Commissioning Defense: Ongoing monitoring and analytics (through retro-commissioning or continuous commissioning) help identify performance degradation and inefficiencies before they become critical failures.
Real-World Impact: Preventing Costly Mistakes
Consider a newly constructed commercial office building. Without commissioning, HVAC systems might be installed incorrectly, leading to poor temperature control, excessive energy use, and tenant complaints. Electrical systems could have hidden defects, causing unexpected outages. By applying commissioning, these issues are caught and corrected early, avoiding expensive rework, lawsuits, or long-term inefficiencies.
Why Commissioning Plugs the Holes
Commissioning isn’t glamorous—it’s technicians verifying installations, calibrations, sequences, and scribbling notes. But it’s the glue that holds those cheese slices together. Here’s how:
Catches Design Flaws: Tests reveal if the HVAC can cool a packed office, not just a sketch.
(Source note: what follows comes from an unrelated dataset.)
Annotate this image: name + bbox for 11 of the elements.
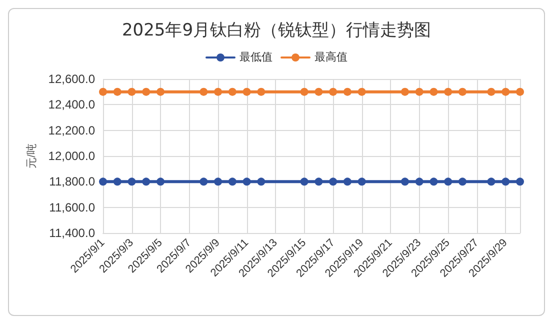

Fixes Install Goofs: Spots that loose wire or clogged drain before move-in day.
Forces Accountability: Contractors can’t dodge sloppy work when systems are proven live.
Prevents Day-One Chaos: Owners get a building that works, not a fixer-upper disguised as new.
Think of it like baking a cake. You don’t pull it out half-cooked and call it done—commissioning is the toothpick test to ensure it’s ready.
The Cost of Skipping It
“Sure,” you say, “but commissioning costs time and money!” True—it might add 1–3% to a project budget. But fixing failures later? That’s 10–20% or more, plus lawsuits, lost tenants, and a trashed reputation. A flooded data center or a silent fire alarm isn’t cheap. Commissioning’s an investment—skip it, and you’re gambling with bigger losses.
No Whey Around It - Commissioning Matters
Whether your business has 20 or 2,000 employees moving into a new space, commissioning matters. Imagine your team’s productivity tanking because the air handler is down, lighting controls are not working, door pressures are too high or hot water is too cold—issues commissioning could’ve caught. The Swiss cheese model shows us: every layer counts. Without that early testing, you’re one hole away from a domino effect of breakdowns.